The Q3 Breach Barometer Report from Protenus shows a drop in the number of healthcare data breaches in Q3 compared to the previous quarter. While this is good news, the volume of compromised, stolen, or impermissibly disclosed healthcare records went up in Q3.
In every quarter of 2018, there has been a rise in the number of exposed healthcare records. In Q1, 1,129,744 healthcare records exposed in 110 breaches. In Q2, 3,143,642 records exposed in 142 breaches. In Q3, 4,390,512 healthcare records exposed, stolen, or impermissibly disclosed in 117 reported breaches.
Iowa Health System UnityPoint Health reported the biggest healthcare data breach in Q3. The breach happened as a result of a phishing attack that led to multiple email accounts being compromised. 1.4 million patients were affected by the breach. This was UnityPoint Health’s second phishing attack of 2018. The first attack saw 16,400 healthcare data records compromised.
The top cause of healthcare data breaches in Q3 was hacking. Of the 117 breaches, 51% were caused by hacking and 83% of all healthcare records exposed in Q3 were the result of those incidents. There was an increase in hacking incidents and the quantity of exposed records due to hacking in Q3.
The second biggest cause of healthcare data breaches in Q3 was insider wrongdoing or insider error, which was behind 27 breaches or 23% of all data breaches in the quarter.
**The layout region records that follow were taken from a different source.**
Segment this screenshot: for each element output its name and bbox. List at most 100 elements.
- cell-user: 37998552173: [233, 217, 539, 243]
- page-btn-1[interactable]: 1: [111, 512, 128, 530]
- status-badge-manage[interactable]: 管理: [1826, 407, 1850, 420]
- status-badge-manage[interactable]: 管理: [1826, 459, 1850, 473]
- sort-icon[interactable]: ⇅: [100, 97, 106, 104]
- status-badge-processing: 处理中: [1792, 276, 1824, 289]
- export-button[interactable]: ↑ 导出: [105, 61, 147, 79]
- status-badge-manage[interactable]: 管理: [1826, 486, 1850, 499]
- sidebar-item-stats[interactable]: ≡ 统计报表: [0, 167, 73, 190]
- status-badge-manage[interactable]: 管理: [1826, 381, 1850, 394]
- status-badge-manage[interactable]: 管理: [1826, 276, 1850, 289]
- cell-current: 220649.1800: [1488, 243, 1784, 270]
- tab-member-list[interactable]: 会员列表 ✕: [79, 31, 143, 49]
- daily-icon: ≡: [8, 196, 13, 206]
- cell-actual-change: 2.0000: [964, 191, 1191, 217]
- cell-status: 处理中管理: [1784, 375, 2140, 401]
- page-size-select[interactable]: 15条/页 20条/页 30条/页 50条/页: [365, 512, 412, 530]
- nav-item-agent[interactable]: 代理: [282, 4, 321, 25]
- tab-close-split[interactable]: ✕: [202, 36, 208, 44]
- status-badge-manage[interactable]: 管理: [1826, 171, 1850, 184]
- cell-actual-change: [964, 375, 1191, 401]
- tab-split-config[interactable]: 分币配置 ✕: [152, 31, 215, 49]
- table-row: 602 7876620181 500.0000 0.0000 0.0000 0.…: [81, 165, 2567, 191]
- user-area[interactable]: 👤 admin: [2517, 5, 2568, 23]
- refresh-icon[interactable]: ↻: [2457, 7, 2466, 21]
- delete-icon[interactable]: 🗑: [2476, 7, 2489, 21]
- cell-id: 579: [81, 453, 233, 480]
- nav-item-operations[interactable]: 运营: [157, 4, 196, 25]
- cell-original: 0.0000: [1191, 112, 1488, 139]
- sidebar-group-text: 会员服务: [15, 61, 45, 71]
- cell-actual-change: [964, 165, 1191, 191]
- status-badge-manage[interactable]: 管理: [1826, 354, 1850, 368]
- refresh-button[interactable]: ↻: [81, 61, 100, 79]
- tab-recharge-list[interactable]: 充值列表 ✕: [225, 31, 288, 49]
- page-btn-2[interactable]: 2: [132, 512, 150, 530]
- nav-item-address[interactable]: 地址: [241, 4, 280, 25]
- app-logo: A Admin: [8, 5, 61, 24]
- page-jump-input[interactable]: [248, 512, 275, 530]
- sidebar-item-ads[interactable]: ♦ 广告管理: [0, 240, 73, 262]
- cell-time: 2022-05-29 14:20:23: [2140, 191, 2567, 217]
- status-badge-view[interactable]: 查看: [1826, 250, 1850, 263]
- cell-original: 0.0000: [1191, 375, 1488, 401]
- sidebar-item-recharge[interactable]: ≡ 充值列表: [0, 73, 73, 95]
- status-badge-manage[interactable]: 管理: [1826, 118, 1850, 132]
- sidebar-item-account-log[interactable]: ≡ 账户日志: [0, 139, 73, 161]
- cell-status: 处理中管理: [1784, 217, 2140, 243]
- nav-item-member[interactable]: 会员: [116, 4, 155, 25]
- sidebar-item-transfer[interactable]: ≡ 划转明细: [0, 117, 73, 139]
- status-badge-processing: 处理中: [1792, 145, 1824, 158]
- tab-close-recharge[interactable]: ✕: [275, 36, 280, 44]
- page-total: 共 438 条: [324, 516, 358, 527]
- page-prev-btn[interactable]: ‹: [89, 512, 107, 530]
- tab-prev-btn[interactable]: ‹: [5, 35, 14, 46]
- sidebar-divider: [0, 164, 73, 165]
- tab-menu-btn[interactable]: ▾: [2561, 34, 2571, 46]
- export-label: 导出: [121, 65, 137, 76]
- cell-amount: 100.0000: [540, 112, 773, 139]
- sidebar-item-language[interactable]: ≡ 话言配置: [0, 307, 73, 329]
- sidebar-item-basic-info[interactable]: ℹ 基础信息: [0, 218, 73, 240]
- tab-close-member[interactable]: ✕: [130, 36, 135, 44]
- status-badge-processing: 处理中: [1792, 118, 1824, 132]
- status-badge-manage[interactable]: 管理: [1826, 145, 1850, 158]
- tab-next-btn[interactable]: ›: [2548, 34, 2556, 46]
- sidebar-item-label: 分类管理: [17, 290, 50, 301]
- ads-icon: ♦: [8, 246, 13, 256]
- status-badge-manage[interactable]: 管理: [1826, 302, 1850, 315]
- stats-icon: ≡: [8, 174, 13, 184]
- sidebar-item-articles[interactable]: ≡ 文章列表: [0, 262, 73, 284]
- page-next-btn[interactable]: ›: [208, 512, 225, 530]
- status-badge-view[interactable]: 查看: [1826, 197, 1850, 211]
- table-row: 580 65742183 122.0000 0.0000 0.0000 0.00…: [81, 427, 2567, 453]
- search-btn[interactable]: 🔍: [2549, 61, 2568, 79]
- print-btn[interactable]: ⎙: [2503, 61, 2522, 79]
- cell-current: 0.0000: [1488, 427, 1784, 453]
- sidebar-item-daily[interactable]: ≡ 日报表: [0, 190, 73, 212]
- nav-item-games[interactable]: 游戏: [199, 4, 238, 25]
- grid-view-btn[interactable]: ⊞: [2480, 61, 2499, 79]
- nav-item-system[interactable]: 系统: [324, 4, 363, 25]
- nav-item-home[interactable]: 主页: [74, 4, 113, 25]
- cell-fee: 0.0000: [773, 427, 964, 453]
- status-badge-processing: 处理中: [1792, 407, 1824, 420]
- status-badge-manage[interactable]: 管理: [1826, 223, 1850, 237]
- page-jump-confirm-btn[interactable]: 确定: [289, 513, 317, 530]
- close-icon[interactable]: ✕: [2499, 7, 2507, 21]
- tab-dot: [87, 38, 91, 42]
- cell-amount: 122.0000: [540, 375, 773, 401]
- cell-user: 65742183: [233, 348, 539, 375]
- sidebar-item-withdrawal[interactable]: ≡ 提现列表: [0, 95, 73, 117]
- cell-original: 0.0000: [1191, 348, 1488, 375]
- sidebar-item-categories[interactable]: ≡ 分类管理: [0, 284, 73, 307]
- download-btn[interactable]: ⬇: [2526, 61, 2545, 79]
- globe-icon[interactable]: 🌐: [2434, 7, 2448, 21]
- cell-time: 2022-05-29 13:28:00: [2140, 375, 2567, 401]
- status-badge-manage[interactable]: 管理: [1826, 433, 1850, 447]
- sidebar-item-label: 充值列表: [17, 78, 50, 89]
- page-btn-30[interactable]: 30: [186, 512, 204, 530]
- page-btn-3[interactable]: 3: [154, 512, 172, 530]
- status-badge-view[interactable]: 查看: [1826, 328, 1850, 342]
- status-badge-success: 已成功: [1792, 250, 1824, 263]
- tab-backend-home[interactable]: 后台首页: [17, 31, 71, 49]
Those breaches resulted in 680,117 health records being stolen, exposed or impermissibly disclosed or 15% of breached records in Q3. Protenus classes insider wrongdoing as data theft by employees, snooping on healthcare records, and other employee HIPAA violations.
There were 19 breaches caused by insider error that led to exposure or impermissible disclosure of healthcare records. Insider errors resulted in the exposure or impermissible disclosure of 389,428 patient records.
There were 8 breaches caused by insider wrongdoing. Protenus explained that there has been a significant rise in exposed/stolen records due to insider wrongdoing. The patients affected by insider wrongdoing increased from 4,597 in Q1 to 70,562 in Q2, and 290,689 in Q3.
Healthcare providers reported 86 breaches, health plans reported 13 breaches, and business associates reported 13 breaches in Q3, although 27 incidents or 23% of all breaches involved business associates to some degree. Other entities reported 5 breaches.
On average, data breaches were discovered in 402 days with median time of 51 days. It took one healthcare provider 15 years to find out that an employee was accessing healthcare records with no legitimate work reason for doing so. Throughout that time, the employee viewed 4,686 patients’ records. Reporting breaches took 71 days on average with median time of 57.5 days.
Florida had the most number of healthcare data breaches in Q3 with 11 incidents reported. California had 10 while Texas had 9 incidents reported.